William Worthy | |
---|---|
Born |
July 7, 1921 Boston, Massachusetts, USA |
Died |
May 4, 2014 (aged 92) Brewster, Massachusetts |
Cause of death | Alzheimer's disease |
Education | Bates College |
Occupation | Journalist |
William Worthy, Jr. (July 7, 1921 – May 4, 2014) was an African-American journalist, civil rights activist, and dissident who pressed his right to travel regardless of U.S. State Department regulations.
Born in Boston, Massachusetts, Worthy was a graduate of Boston Latin High School, and received a B.A. degree in sociology from Bates College, Lewiston, Maine, in 1942. Worthy was a Nieman Fellow at Harvard University, class of 1957.

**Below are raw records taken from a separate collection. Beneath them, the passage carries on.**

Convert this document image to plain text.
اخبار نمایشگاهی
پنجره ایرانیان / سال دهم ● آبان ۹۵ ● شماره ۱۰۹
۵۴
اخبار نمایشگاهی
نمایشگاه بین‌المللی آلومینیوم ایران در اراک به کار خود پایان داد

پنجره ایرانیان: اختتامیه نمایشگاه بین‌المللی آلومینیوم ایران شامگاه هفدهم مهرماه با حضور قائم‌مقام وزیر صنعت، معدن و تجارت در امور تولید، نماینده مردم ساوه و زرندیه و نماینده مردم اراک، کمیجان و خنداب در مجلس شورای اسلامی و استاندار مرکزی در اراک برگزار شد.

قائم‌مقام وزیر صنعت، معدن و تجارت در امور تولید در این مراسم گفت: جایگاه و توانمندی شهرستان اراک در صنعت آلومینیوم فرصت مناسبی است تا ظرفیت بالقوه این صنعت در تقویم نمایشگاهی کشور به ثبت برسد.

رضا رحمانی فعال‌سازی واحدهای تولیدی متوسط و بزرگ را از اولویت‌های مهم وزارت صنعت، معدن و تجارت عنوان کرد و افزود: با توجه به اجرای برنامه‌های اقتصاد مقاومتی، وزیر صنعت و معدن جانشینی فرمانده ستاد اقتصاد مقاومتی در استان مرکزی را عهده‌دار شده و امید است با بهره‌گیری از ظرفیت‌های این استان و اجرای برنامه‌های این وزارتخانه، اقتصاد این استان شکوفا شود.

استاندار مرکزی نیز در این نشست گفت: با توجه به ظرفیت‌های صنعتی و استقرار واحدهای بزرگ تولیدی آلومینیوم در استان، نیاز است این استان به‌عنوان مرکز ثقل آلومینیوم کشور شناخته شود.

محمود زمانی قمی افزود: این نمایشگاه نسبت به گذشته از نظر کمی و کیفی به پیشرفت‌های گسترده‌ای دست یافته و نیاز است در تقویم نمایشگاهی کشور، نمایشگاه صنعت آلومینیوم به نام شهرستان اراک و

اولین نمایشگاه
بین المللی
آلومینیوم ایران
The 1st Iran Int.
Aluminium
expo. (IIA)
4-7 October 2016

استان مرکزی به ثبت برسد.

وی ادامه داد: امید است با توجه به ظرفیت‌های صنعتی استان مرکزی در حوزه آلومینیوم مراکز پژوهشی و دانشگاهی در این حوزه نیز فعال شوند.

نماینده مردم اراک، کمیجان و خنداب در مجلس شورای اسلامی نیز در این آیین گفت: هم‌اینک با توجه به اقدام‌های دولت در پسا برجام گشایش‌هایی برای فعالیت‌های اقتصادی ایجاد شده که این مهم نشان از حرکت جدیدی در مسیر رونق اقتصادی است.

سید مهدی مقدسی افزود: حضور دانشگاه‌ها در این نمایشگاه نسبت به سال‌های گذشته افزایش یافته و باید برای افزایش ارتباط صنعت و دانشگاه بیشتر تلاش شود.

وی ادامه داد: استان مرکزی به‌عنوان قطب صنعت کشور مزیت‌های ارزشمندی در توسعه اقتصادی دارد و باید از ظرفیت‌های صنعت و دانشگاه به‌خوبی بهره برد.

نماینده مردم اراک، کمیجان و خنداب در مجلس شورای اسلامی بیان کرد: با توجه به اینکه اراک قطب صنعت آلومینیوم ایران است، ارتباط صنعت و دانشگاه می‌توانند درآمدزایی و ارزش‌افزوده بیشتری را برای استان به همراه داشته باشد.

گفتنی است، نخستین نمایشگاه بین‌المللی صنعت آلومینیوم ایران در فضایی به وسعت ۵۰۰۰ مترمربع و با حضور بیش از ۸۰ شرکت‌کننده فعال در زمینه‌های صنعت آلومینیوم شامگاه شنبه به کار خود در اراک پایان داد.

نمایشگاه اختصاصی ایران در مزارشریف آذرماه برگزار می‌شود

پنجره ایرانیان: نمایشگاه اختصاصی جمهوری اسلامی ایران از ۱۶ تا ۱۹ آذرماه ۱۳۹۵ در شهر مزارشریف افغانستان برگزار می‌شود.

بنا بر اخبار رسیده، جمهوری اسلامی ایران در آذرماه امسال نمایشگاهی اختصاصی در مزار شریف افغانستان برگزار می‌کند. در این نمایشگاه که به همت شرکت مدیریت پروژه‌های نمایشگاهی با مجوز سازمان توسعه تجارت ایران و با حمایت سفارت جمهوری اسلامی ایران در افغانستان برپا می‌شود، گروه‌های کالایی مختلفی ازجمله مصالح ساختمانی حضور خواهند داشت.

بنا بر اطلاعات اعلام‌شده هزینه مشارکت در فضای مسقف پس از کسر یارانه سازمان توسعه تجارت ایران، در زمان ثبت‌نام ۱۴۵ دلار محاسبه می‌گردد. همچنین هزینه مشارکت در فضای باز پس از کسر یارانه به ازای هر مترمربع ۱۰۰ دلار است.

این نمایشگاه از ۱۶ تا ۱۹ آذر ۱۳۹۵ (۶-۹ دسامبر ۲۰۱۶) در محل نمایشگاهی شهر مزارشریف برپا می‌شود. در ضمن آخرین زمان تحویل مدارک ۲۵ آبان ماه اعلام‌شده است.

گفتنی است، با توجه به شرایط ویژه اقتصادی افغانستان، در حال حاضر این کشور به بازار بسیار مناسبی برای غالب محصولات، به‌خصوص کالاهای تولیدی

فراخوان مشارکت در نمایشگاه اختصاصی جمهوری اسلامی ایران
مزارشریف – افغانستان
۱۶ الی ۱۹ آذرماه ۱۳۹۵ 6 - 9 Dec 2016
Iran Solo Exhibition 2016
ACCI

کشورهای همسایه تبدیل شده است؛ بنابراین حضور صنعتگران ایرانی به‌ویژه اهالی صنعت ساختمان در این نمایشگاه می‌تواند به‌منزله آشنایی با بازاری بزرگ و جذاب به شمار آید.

Worthy traveled to China (1956–57) and Cuba (1961) in violation of United States State Department travel regulations. At the time he entered China, Worthy was the first American reporter to visit and broadcast from there since the country's communist revolution in 1949. While in China Worthy interviewed Samuel David Hawkins, an American soldier who was captured by the Chinese during the Korean War and defected to China in 1953. His passport was seized upon his return to the U.S. from China and American lawyers Leonard Boudin and William Kunstler represented Worthy in an unsuccessful lawsuit seeking the return of his passport. Without a passport, Worthy traveled to Cuba in the early days of Fidel Castro to report on the Cuban revolution, and upon his return to the U.S. he was tried and convicted for "returning to the United States without a valid passport." Worthy was again represented by Kunstler, who successfully persuaded a federal appeals court to overturn Worthy's conviction. The U.S. Court of Appeals for the Fifth Circuit found the restrictions unconstitutional. The court held that the government could not make it a crime under the Constitution to return home without a passport. Years later, Kunstler wrote in his autobiography, My Life As A Radical Lawyer, that the Worthy passport case was his "first experience arguing an issue about which I felt passionate," was the "first time I had ever invalidated a statute," and that success "confirmed my faith in the justice system."